I went on a Thursday. (I also arrived late which, in my defense, gave me the joy of walking into a room already humming with anticipation). By the time I slipped into my seat, the film was starting: Crash (2004). Yes, that Crash, the Oscar-winning, multi-narrative film about race, class, and human connection in Los Angeles. Somehow, I’d never seen it. Watching it in that intimate, packed-in cinema, I was transfixed. But the real magic happened when the credits rolled.


Each Trouble Film Club night has a moderator, someone who selects the film, frames its context, and then opens the room for conversation. On this evening it was Refiloe Ramogase. If you know TKZee, you know his work.

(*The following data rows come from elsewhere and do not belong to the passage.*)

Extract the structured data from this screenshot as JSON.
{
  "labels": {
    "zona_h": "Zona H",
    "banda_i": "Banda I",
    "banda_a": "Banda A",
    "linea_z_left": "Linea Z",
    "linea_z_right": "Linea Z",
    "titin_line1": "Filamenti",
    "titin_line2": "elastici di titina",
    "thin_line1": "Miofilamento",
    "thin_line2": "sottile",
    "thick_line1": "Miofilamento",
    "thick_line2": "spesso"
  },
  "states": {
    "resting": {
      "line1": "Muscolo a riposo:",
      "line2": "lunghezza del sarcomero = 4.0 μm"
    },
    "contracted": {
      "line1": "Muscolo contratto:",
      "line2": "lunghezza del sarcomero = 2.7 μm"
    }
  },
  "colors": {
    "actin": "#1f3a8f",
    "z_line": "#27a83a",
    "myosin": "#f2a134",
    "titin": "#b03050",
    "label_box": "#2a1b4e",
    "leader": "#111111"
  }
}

As he stood up to address the
room, it became clear this wasn’t going to be a polite Q&A.

Ramogase gave context, then asked the kind of questions that cut right through you. He didn’t deliver answers, he stirred the room like a conductor teasing out a symphony.

What followed was electric: strangers and friends unpacking what they had just seen through the lens of their own Joburg lives. There was laughter, discomfort, sharp disagreement, and quiet nodding in the dark. It felt less like a screening and more like a modern version of the gatherings where artists, thinkers, and misfits used to argue their way into new ideas.

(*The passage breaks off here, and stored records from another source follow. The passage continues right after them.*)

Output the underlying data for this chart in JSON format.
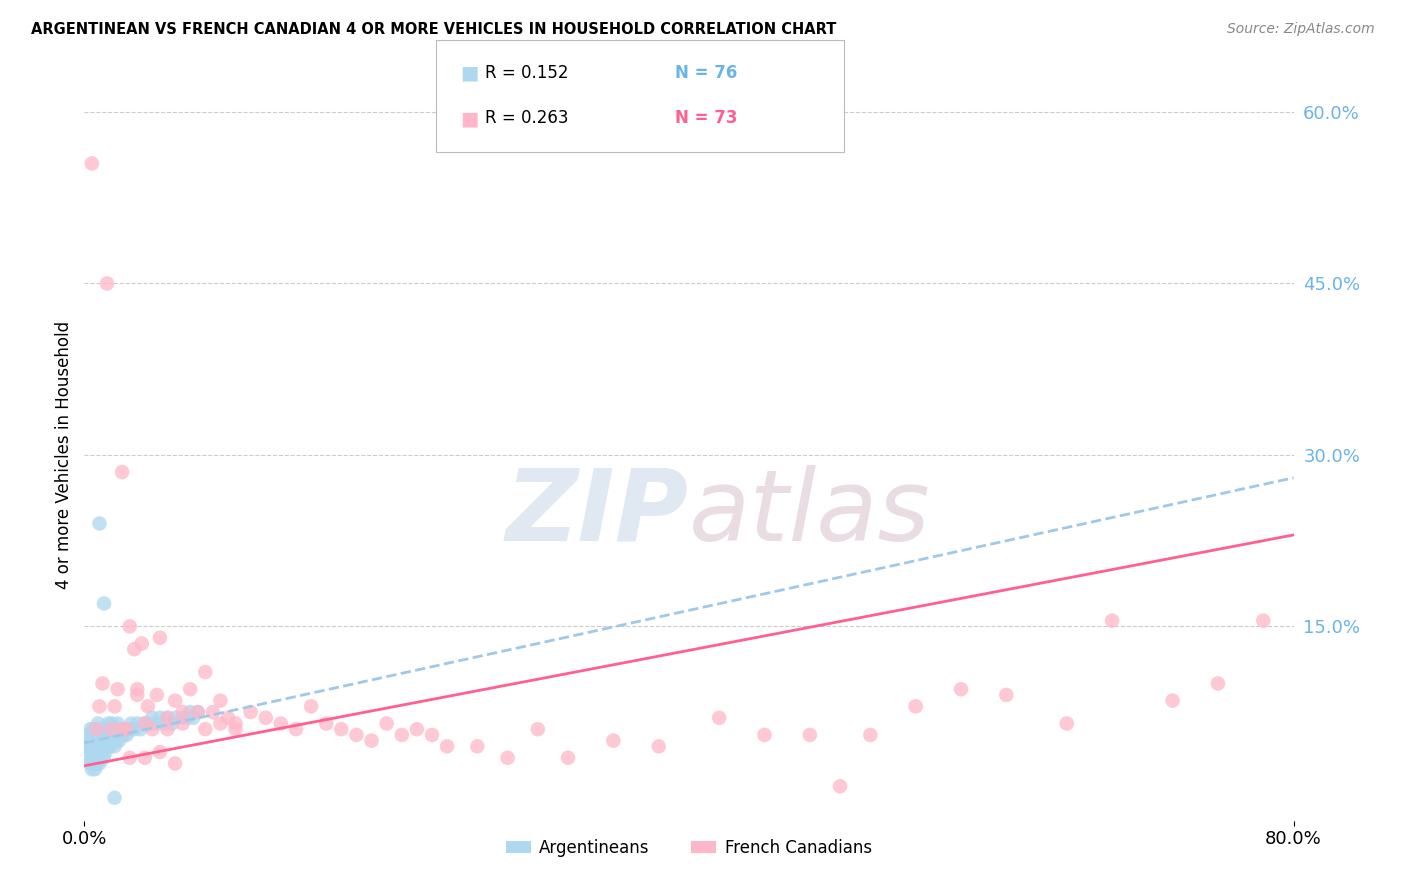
{
  "title": "ARGENTINEAN VS FRENCH CANADIAN 4 OR MORE VEHICLES IN HOUSEHOLD CORRELATION CHART",
  "source": "Source: ZipAtlas.com",
  "ylabel": "4 or more Vehicles in Household",
  "xlim": [
    0.0,
    0.8
  ],
  "ylim": [
    -0.02,
    0.62
  ],
  "grid_color": "#cccccc",
  "background_color": "#ffffff",
  "argentinean_color": "#add8f0",
  "french_canadian_color": "#ffb6c8",
  "argentinean_line_color": "#a0c8e8",
  "french_canadian_line_color": "#ff6090",
  "r_argentinean": 0.152,
  "n_argentinean": 76,
  "r_french_canadian": 0.263,
  "n_french_canadian": 73,
  "legend_label_1": "Argentineans",
  "legend_label_2": "French Canadians",
  "watermark_zip": "ZIP",
  "watermark_atlas": "atlas",
  "argentinean_x": [
    0.001,
    0.002,
    0.002,
    0.003,
    0.003,
    0.004,
    0.004,
    0.004,
    0.005,
    0.005,
    0.005,
    0.006,
    0.006,
    0.006,
    0.007,
    0.007,
    0.007,
    0.008,
    0.008,
    0.008,
    0.009,
    0.009,
    0.009,
    0.01,
    0.01,
    0.01,
    0.011,
    0.011,
    0.012,
    0.012,
    0.013,
    0.013,
    0.014,
    0.014,
    0.015,
    0.015,
    0.016,
    0.016,
    0.017,
    0.017,
    0.018,
    0.018,
    0.019,
    0.02,
    0.02,
    0.021,
    0.022,
    0.022,
    0.023,
    0.024,
    0.025,
    0.026,
    0.027,
    0.028,
    0.03,
    0.031,
    0.033,
    0.035,
    0.037,
    0.04,
    0.042,
    0.045,
    0.047,
    0.05,
    0.052,
    0.055,
    0.058,
    0.06,
    0.065,
    0.068,
    0.07,
    0.072,
    0.075,
    0.013,
    0.01,
    0.02
  ],
  "argentinean_y": [
    0.045,
    0.04,
    0.055,
    0.035,
    0.05,
    0.03,
    0.045,
    0.06,
    0.025,
    0.04,
    0.055,
    0.03,
    0.045,
    0.06,
    0.025,
    0.04,
    0.055,
    0.03,
    0.045,
    0.06,
    0.035,
    0.05,
    0.065,
    0.03,
    0.045,
    0.06,
    0.035,
    0.05,
    0.04,
    0.055,
    0.035,
    0.05,
    0.04,
    0.055,
    0.045,
    0.06,
    0.05,
    0.065,
    0.045,
    0.06,
    0.05,
    0.065,
    0.055,
    0.045,
    0.06,
    0.05,
    0.055,
    0.065,
    0.05,
    0.055,
    0.06,
    0.055,
    0.06,
    0.055,
    0.06,
    0.065,
    0.06,
    0.065,
    0.06,
    0.065,
    0.065,
    0.07,
    0.065,
    0.07,
    0.065,
    0.07,
    0.065,
    0.07,
    0.07,
    0.07,
    0.075,
    0.07,
    0.075,
    0.17,
    0.24,
    0.0
  ],
  "french_canadian_x": [
    0.005,
    0.008,
    0.01,
    0.012,
    0.015,
    0.018,
    0.02,
    0.022,
    0.025,
    0.028,
    0.03,
    0.033,
    0.035,
    0.038,
    0.04,
    0.042,
    0.045,
    0.048,
    0.05,
    0.055,
    0.06,
    0.065,
    0.07,
    0.075,
    0.08,
    0.085,
    0.09,
    0.095,
    0.1,
    0.11,
    0.12,
    0.13,
    0.14,
    0.15,
    0.16,
    0.17,
    0.18,
    0.19,
    0.2,
    0.21,
    0.22,
    0.23,
    0.24,
    0.26,
    0.28,
    0.3,
    0.32,
    0.35,
    0.38,
    0.42,
    0.45,
    0.48,
    0.5,
    0.52,
    0.55,
    0.58,
    0.61,
    0.65,
    0.68,
    0.72,
    0.75,
    0.78,
    0.025,
    0.03,
    0.035,
    0.04,
    0.05,
    0.055,
    0.06,
    0.065,
    0.08,
    0.09,
    0.1
  ],
  "french_canadian_y": [
    0.555,
    0.06,
    0.08,
    0.1,
    0.45,
    0.06,
    0.08,
    0.095,
    0.285,
    0.06,
    0.15,
    0.13,
    0.095,
    0.135,
    0.065,
    0.08,
    0.06,
    0.09,
    0.14,
    0.06,
    0.085,
    0.065,
    0.095,
    0.075,
    0.06,
    0.075,
    0.085,
    0.07,
    0.065,
    0.075,
    0.07,
    0.065,
    0.06,
    0.08,
    0.065,
    0.06,
    0.055,
    0.05,
    0.065,
    0.055,
    0.06,
    0.055,
    0.045,
    0.045,
    0.035,
    0.06,
    0.035,
    0.05,
    0.045,
    0.07,
    0.055,
    0.055,
    0.01,
    0.055,
    0.08,
    0.095,
    0.09,
    0.065,
    0.155,
    0.085,
    0.1,
    0.155,
    0.06,
    0.035,
    0.09,
    0.035,
    0.04,
    0.07,
    0.03,
    0.075,
    0.11,
    0.065,
    0.06
  ],
  "arg_trendline": [
    0.002,
    0.049,
    0.055
  ],
  "frc_trendline_start_y": 0.028,
  "frc_trendline_end_y": 0.23
}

This is what makes Trouble Film Club feel urgent: it treats cinema not just as content to consume, but as a shared language to question the world we live in. In an age where films are streamed alone, often half-watched while scrolling on your phone, Trouble Film
Club insists on something slower, deeper, and most importantly communal.

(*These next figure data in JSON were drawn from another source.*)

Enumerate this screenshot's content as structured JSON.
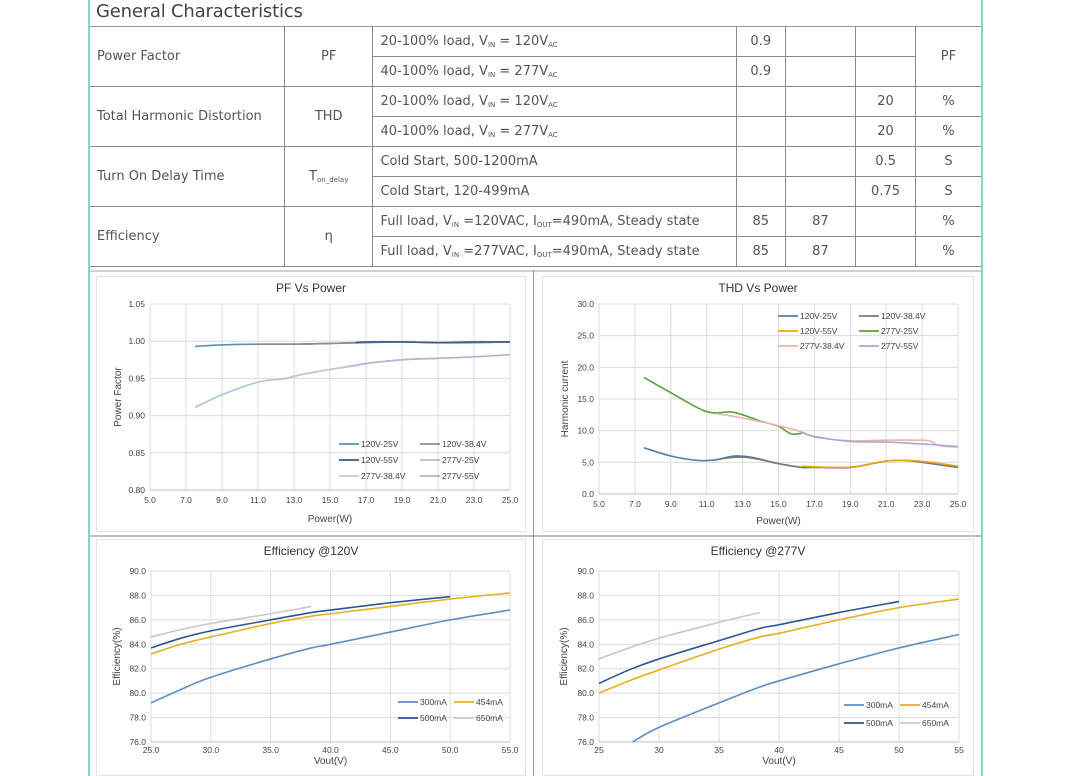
{
  "section_title": "General Characteristics",
  "table": {
    "rows": [
      {
        "param": "Power Factor",
        "symbol": "PF",
        "symbol_sub": "",
        "conditions": [
          {
            "text": "20-100% load, V",
            "sub1": "IN",
            "mid": " = 120V",
            "sub2": "AC",
            "tail": "",
            "min": "0.9",
            "typ": "",
            "max": ""
          },
          {
            "text": "40-100% load, V",
            "sub1": "IN",
            "mid": " = 277V",
            "sub2": "AC",
            "tail": "",
            "min": "0.9",
            "typ": "",
            "max": ""
          }
        ],
        "unit": "PF",
        "unit_merged": true
      },
      {
        "param": "Total Harmonic Distortion",
        "symbol": "THD",
        "symbol_sub": "",
        "conditions": [
          {
            "text": "20-100% load, V",
            "sub1": "IN",
            "mid": " = 120V",
            "sub2": "AC",
            "tail": "",
            "min": "",
            "typ": "",
            "max": "20",
            "unit": "%"
          },
          {
            "text": "40-100% load, V",
            "sub1": "IN",
            "mid": " = 277V",
            "sub2": "AC",
            "tail": "",
            "min": "",
            "typ": "",
            "max": "20",
            "unit": "%"
          }
        ]
      },
      {
        "param": "Turn On Delay Time",
        "symbol": "T",
        "symbol_sub": "on_delay",
        "conditions": [
          {
            "text": "Cold Start, 500-1200mA",
            "sub1": "",
            "mid": "",
            "sub2": "",
            "tail": "",
            "min": "",
            "typ": "",
            "max": "0.5",
            "unit": "S"
          },
          {
            "text": "Cold Start, 120-499mA",
            "sub1": "",
            "mid": "",
            "sub2": "",
            "tail": "",
            "min": "",
            "typ": "",
            "max": "0.75",
            "unit": "S"
          }
        ]
      },
      {
        "param": "Efficiency",
        "symbol": "η",
        "symbol_sub": "",
        "conditions": [
          {
            "text": "Full load, V",
            "sub1": "IN",
            "mid": " =120VAC, I",
            "sub2": "OUT",
            "tail": "=490mA, Steady state",
            "min": "85",
            "typ": "87",
            "max": "",
            "unit": "%"
          },
          {
            "text": "Full load, V",
            "sub1": "IN",
            "mid": " =277VAC, I",
            "sub2": "OUT",
            "tail": "=490mA, Steady state",
            "min": "85",
            "typ": "87",
            "max": "",
            "unit": "%"
          }
        ]
      }
    ]
  },
  "chart_data": [
    {
      "id": "pf",
      "type": "line",
      "title": "PF Vs Power",
      "xlabel": "Power(W)",
      "ylabel": "Power Factor",
      "xlim": [
        5.0,
        25.0
      ],
      "ylim": [
        0.8,
        1.05
      ],
      "xticks": [
        "5.0",
        "7.0",
        "9.0",
        "11.0",
        "13.0",
        "15.0",
        "17.0",
        "19.0",
        "21.0",
        "23.0",
        "25.0"
      ],
      "yticks": [
        "0.80",
        "0.85",
        "0.90",
        "0.95",
        "1.00",
        "1.05"
      ],
      "grid": true,
      "legend_position": "bottom-right",
      "legend_columns": 2,
      "series": [
        {
          "name": "120V-25V",
          "color": "#5b8db8",
          "points": [
            [
              7.5,
              0.993
            ],
            [
              9,
              0.995
            ],
            [
              11,
              0.996
            ],
            [
              13,
              0.996
            ],
            [
              15,
              0.997
            ],
            [
              16.4,
              0.998
            ]
          ]
        },
        {
          "name": "120V-38.4V",
          "color": "#8c8c8c",
          "points": [
            [
              11,
              0.996
            ],
            [
              13,
              0.996
            ],
            [
              15,
              0.997
            ],
            [
              17,
              0.998
            ],
            [
              19,
              0.999
            ],
            [
              21,
              0.998
            ],
            [
              23,
              0.998
            ],
            [
              25,
              0.999
            ]
          ]
        },
        {
          "name": "120V-55V",
          "color": "#3a5a8c",
          "points": [
            [
              16.4,
              0.998
            ],
            [
              17,
              0.999
            ],
            [
              19,
              0.999
            ],
            [
              21,
              0.998
            ],
            [
              23,
              0.999
            ],
            [
              25,
              0.999
            ]
          ]
        },
        {
          "name": "277V-25V",
          "color": "#a9c4dc",
          "points": [
            [
              7.5,
              0.911
            ],
            [
              9,
              0.928
            ],
            [
              11,
              0.945
            ],
            [
              12.5,
              0.95
            ],
            [
              14,
              0.958
            ],
            [
              16.4,
              0.967
            ]
          ]
        },
        {
          "name": "277V-38.4V",
          "color": "#c9c9c9",
          "points": [
            [
              11.5,
              0.948
            ],
            [
              12.5,
              0.949
            ],
            [
              13,
              0.953
            ],
            [
              15,
              0.962
            ],
            [
              17,
              0.97
            ],
            [
              19,
              0.975
            ],
            [
              21,
              0.977
            ]
          ]
        },
        {
          "name": "277V-55V",
          "color": "#aeb4d6",
          "points": [
            [
              16.4,
              0.967
            ],
            [
              17,
              0.97
            ],
            [
              19,
              0.975
            ],
            [
              21,
              0.977
            ],
            [
              23,
              0.979
            ],
            [
              25,
              0.982
            ]
          ]
        }
      ]
    },
    {
      "id": "thd",
      "type": "line",
      "title": "THD Vs Power",
      "xlabel": "Power(W)",
      "ylabel": "Harmonic current",
      "xlim": [
        5.0,
        25.0
      ],
      "ylim": [
        0.0,
        30.0
      ],
      "xticks": [
        "5.0",
        "7.0",
        "9.0",
        "11.0",
        "13.0",
        "15.0",
        "17.0",
        "19.0",
        "21.0",
        "23.0",
        "25.0"
      ],
      "yticks": [
        "0.0",
        "5.0",
        "10.0",
        "15.0",
        "20.0",
        "25.0",
        "30.0"
      ],
      "grid": true,
      "legend_position": "top-right",
      "legend_columns": 2,
      "series": [
        {
          "name": "120V-25V",
          "color": "#4f7fae",
          "points": [
            [
              7.5,
              7.3
            ],
            [
              9,
              6.0
            ],
            [
              10.5,
              5.3
            ],
            [
              11.5,
              5.4
            ],
            [
              12.5,
              6.0
            ],
            [
              13.5,
              5.8
            ],
            [
              15,
              4.8
            ],
            [
              16.3,
              4.2
            ]
          ]
        },
        {
          "name": "120V-38.4V",
          "color": "#777777",
          "points": [
            [
              11.5,
              5.4
            ],
            [
              12.5,
              5.8
            ],
            [
              13.5,
              5.7
            ],
            [
              15,
              4.8
            ],
            [
              16.3,
              4.2
            ],
            [
              17,
              4.2
            ],
            [
              19,
              4.2
            ],
            [
              21,
              5.2
            ],
            [
              22,
              5.3
            ],
            [
              23,
              5.0
            ],
            [
              25,
              4.2
            ]
          ]
        },
        {
          "name": "120V-55V",
          "color": "#e6a817",
          "points": [
            [
              16.3,
              4.4
            ],
            [
              17,
              4.3
            ],
            [
              18.5,
              4.2
            ],
            [
              19.5,
              4.4
            ],
            [
              21,
              5.2
            ],
            [
              22.3,
              5.3
            ],
            [
              23.5,
              5.0
            ],
            [
              25,
              4.4
            ]
          ]
        },
        {
          "name": "277V-25V",
          "color": "#5aa23c",
          "points": [
            [
              7.5,
              18.4
            ],
            [
              9,
              16.0
            ],
            [
              11,
              13.0
            ],
            [
              12.5,
              12.9
            ],
            [
              14,
              11.5
            ],
            [
              15,
              10.7
            ],
            [
              15.7,
              9.5
            ],
            [
              16.3,
              9.6
            ]
          ]
        },
        {
          "name": "277V-38.4V",
          "color": "#e8b4aa",
          "points": [
            [
              11.5,
              12.7
            ],
            [
              13,
              12.0
            ],
            [
              15,
              10.8
            ],
            [
              16.3,
              9.8
            ],
            [
              17,
              9.0
            ],
            [
              19,
              8.4
            ],
            [
              21,
              8.5
            ],
            [
              23,
              8.5
            ],
            [
              23.5,
              8.3
            ],
            [
              24,
              7.6
            ],
            [
              25,
              7.4
            ]
          ]
        },
        {
          "name": "277V-55V",
          "color": "#a7a8d8",
          "points": [
            [
              16.3,
              9.7
            ],
            [
              17,
              9.1
            ],
            [
              19,
              8.3
            ],
            [
              21,
              8.2
            ],
            [
              23,
              7.9
            ],
            [
              25,
              7.5
            ]
          ]
        }
      ]
    },
    {
      "id": "eff120",
      "type": "line",
      "title": "Efficiency @120V",
      "xlabel": "Vout(V)",
      "ylabel": "Efficiency(%)",
      "xlim": [
        25.0,
        55.0
      ],
      "ylim": [
        76.0,
        90.0
      ],
      "xticks": [
        "25.0",
        "30.0",
        "35.0",
        "40.0",
        "45.0",
        "50.0",
        "55.0"
      ],
      "yticks": [
        "76.0",
        "78.0",
        "80.0",
        "82.0",
        "84.0",
        "86.0",
        "88.0",
        "90.0"
      ],
      "grid": true,
      "legend_position": "bottom-right",
      "legend_columns": 2,
      "series": [
        {
          "name": "300mA",
          "color": "#5b8fc7",
          "points": [
            [
              25,
              79.2
            ],
            [
              27.5,
              80.3
            ],
            [
              30,
              81.3
            ],
            [
              35,
              82.8
            ],
            [
              38.4,
              83.7
            ],
            [
              40,
              84.0
            ],
            [
              45,
              85.0
            ],
            [
              50,
              86.0
            ],
            [
              55,
              86.8
            ]
          ]
        },
        {
          "name": "454mA",
          "color": "#e8b020",
          "points": [
            [
              25,
              83.2
            ],
            [
              27.5,
              84.0
            ],
            [
              30,
              84.6
            ],
            [
              35,
              85.7
            ],
            [
              38.4,
              86.3
            ],
            [
              40,
              86.5
            ],
            [
              45,
              87.1
            ],
            [
              50,
              87.7
            ],
            [
              55,
              88.2
            ]
          ]
        },
        {
          "name": "500mA",
          "color": "#2f5597",
          "points": [
            [
              25,
              83.7
            ],
            [
              27.5,
              84.5
            ],
            [
              30,
              85.1
            ],
            [
              35,
              86.0
            ],
            [
              38.4,
              86.6
            ],
            [
              40,
              86.8
            ],
            [
              45,
              87.4
            ],
            [
              50,
              87.9
            ]
          ]
        },
        {
          "name": "650mA",
          "color": "#c8c8c8",
          "points": [
            [
              25,
              84.6
            ],
            [
              27.5,
              85.2
            ],
            [
              30,
              85.7
            ],
            [
              35,
              86.5
            ],
            [
              38.4,
              87.1
            ]
          ]
        }
      ]
    },
    {
      "id": "eff277",
      "type": "line",
      "title": "Efficiency @277V",
      "xlabel": "Vout(V)",
      "ylabel": "Efficiency(%)",
      "xlim": [
        25,
        55
      ],
      "ylim": [
        76.0,
        90.0
      ],
      "xticks": [
        "25",
        "30",
        "35",
        "40",
        "45",
        "50",
        "55"
      ],
      "yticks": [
        "76.0",
        "78.0",
        "80.0",
        "82.0",
        "84.0",
        "86.0",
        "88.0",
        "90.0"
      ],
      "grid": true,
      "legend_position": "bottom-right",
      "legend_columns": 2,
      "series": [
        {
          "name": "300mA",
          "color": "#5b8fc7",
          "points": [
            [
              27.8,
              76.0
            ],
            [
              30,
              77.2
            ],
            [
              35,
              79.2
            ],
            [
              38.4,
              80.5
            ],
            [
              40,
              81.0
            ],
            [
              45,
              82.4
            ],
            [
              50,
              83.7
            ],
            [
              55,
              84.8
            ]
          ]
        },
        {
          "name": "454mA",
          "color": "#e8b020",
          "points": [
            [
              25,
              80.0
            ],
            [
              27.5,
              81.0
            ],
            [
              30,
              81.9
            ],
            [
              35,
              83.6
            ],
            [
              38.4,
              84.6
            ],
            [
              40,
              84.9
            ],
            [
              45,
              86.0
            ],
            [
              50,
              87.0
            ],
            [
              55,
              87.7
            ]
          ]
        },
        {
          "name": "500mA",
          "color": "#2f5597",
          "points": [
            [
              25,
              80.8
            ],
            [
              27.5,
              81.9
            ],
            [
              30,
              82.8
            ],
            [
              35,
              84.3
            ],
            [
              38.4,
              85.3
            ],
            [
              40,
              85.6
            ],
            [
              45,
              86.6
            ],
            [
              50,
              87.5
            ]
          ]
        },
        {
          "name": "650mA",
          "color": "#c8c8c8",
          "points": [
            [
              25,
              82.8
            ],
            [
              27.5,
              83.7
            ],
            [
              30,
              84.5
            ],
            [
              35,
              85.8
            ],
            [
              38.4,
              86.6
            ]
          ]
        }
      ]
    }
  ]
}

It’s also deeply Johannesburg. The city thrives on conversation, sometimes heated, often hilarious, always layered. This film club captures that energy and distills it into two nights a month, in a venue that feels both secret and inevitable.

I left that night with a simple truth: I’ll be back. Trouble Film Club isn’t just about film. It’s about community. About finding yourself in a room full of strangers and realising you’re not alone in wrestling with the same questions. About remembering that cinema, at its
best, doesn’t just entertain, it provokes, it unsettles, it connects.

So here’s my advice: follow them on Instagram (@Troublefilmclub), set a reminder, and book your ticket early. Don’t arrive late like I did (though even that, in its own way, added to the drama). Come curious, come ready to argue, come ready to laugh. It’s the kind of
trouble you’ll want to find yourself in every month.